I'm asking for help

is your Input level set correctly? i don't experience this "4kHz" thing and i don't hear it in recordings of the axe.

I'm getting 2 boxes lit up on the output meter on the front of the AxeFX, I barely hit a 3rd (orange) one. It's not a digital clipping sound. I also went in and tweaked the 4K in the global EQ and it gets closer, but I can tell it's still there. I posted an example in my previous post. Tricky as hell to describe it to someone. It's like trying to explain what a color looks like.

I'm going to try tweaking the input a little to see if it goes away. I'm quite certain it can be pinpointed and taken care of.
 
I'm finding some ways to tame it quite a bit. I don't know what options the OP has in a II (I never owned one) but here's what I'm doing in the III-

-Parametric EQ after the Cab, Frequency 5 set to Blocking, the Frequency is around 6611.0HZ (Wiggle that knob around, there's a lot of it in here), 18 db/oct

Tonestack- This REALLY helped tweak it. I changed Tonestacks, messed with the frequency. I'd just play around and see how it works for you, there's a lot of wiggle room in there.

HiCut Frequency in the Preamp section of the Amp block, I dropped it to 3390 Hz.

The less gain, the less fizzy sound. I also added a 2nd cab and just kept scrolling through different ones. Some types of blended cabs seem to restrict the amount of annoying fizz coming out. It seems it's always going to be there, I think my focus needs to be on how to fine tune it so it's not overbearing. It's almost as if the frequencies in the distortion were all separated and mismatched, like the top end doesn't belong with the bottom end.
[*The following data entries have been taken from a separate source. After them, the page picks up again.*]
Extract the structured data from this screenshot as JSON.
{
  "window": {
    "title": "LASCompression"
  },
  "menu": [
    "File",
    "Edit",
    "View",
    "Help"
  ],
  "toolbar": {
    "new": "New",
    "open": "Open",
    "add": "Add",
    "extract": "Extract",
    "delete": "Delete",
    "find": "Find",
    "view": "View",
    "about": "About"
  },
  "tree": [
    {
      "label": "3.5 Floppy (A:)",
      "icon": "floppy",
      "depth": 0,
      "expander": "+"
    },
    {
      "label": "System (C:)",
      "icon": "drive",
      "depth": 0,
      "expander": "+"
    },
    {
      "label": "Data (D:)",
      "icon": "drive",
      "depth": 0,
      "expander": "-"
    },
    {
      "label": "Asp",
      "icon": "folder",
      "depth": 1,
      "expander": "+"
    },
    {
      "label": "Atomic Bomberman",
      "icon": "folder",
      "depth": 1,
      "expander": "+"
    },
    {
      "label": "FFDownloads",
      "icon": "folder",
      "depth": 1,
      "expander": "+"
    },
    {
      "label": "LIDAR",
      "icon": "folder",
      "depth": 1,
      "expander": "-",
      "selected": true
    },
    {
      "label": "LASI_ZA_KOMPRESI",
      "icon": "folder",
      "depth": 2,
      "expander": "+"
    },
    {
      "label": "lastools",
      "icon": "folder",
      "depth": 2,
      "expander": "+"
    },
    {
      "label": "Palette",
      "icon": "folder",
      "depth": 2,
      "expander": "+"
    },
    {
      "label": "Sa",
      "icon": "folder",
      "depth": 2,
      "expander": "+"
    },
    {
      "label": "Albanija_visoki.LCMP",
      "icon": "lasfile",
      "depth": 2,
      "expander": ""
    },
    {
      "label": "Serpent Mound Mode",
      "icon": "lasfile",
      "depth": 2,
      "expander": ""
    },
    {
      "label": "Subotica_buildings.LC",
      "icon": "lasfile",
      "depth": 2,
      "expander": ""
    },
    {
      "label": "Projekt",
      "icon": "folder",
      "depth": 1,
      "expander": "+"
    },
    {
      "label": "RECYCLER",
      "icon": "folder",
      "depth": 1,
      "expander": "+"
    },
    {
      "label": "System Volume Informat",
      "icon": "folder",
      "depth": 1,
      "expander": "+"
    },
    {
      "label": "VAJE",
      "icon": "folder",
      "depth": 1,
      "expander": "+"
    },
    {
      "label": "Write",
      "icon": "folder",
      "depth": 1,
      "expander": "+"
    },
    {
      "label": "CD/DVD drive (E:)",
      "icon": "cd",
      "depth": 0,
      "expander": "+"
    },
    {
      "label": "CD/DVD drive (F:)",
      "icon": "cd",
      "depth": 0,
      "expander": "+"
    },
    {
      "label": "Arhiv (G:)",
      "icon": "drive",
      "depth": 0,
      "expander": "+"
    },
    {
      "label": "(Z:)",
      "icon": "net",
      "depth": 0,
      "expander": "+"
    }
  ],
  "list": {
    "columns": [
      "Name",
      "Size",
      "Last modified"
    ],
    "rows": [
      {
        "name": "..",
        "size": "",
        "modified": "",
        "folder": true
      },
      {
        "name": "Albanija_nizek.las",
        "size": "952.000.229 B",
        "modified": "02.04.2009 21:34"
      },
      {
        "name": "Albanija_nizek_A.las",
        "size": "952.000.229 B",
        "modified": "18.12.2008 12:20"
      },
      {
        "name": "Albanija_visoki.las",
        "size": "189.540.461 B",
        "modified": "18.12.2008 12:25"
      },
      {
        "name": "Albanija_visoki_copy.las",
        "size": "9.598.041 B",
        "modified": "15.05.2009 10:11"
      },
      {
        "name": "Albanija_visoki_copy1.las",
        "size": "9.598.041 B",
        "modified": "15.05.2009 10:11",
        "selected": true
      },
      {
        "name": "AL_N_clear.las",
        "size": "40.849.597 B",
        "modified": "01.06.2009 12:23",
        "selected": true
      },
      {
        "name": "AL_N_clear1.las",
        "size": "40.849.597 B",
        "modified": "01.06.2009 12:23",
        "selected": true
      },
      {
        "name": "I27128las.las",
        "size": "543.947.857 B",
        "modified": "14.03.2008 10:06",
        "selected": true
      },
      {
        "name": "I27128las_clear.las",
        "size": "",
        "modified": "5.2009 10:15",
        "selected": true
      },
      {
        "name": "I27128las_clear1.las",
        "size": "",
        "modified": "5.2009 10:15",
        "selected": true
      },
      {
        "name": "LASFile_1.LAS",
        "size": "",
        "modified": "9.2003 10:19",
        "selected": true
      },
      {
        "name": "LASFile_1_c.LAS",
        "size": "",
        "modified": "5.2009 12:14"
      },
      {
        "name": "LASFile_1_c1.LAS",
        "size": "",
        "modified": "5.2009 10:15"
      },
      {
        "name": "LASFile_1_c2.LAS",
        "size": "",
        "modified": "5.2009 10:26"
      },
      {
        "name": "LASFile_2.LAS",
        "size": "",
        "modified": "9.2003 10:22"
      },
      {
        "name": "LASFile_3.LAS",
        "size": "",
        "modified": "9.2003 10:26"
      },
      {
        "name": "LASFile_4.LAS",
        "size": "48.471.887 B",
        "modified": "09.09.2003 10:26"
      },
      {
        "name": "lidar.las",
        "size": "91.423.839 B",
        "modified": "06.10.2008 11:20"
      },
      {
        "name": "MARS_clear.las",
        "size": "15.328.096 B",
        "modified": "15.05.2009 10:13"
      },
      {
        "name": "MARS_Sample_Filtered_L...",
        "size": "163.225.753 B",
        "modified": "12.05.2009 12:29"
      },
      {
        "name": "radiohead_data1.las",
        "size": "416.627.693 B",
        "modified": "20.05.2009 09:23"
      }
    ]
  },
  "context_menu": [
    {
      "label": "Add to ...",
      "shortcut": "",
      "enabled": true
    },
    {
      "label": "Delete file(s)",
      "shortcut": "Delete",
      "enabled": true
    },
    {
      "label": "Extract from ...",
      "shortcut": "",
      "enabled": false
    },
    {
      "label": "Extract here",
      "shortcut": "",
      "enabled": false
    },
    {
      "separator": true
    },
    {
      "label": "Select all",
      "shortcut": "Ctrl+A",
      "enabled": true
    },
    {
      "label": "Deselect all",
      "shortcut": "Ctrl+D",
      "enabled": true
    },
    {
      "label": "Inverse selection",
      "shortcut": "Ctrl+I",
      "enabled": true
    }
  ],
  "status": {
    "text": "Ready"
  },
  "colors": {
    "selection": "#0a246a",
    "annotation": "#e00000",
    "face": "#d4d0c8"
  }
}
Honestly, I don't know how much of this stuff would even present itself in a mix and if it were, I'm getting 95% of the way there with the AxeFX, I don't mind getting that extra 5% from an SSL Channel strip plug-in and zeroing in on that frequency. I'm also going to play around with the settings on my monitors to see if I can attack it from that point.
 
1. Set input value in I/O menu so that the red light on the front panel of the Axe goes red more than often when you play the guitar hard.
2. Might be that the guitar you are playing on have some , sorry , shitty pick-ups for heavy. Not hot enough (not output enough - typically single coils, use humbuckers and with lots of output). To solve this a little use a distortion in front of the amp block, turn the distortion way down and use the volume on this to hit the amp more.
3. Use a Friedman amp block with tons of compression/gain. That might warm the sound up.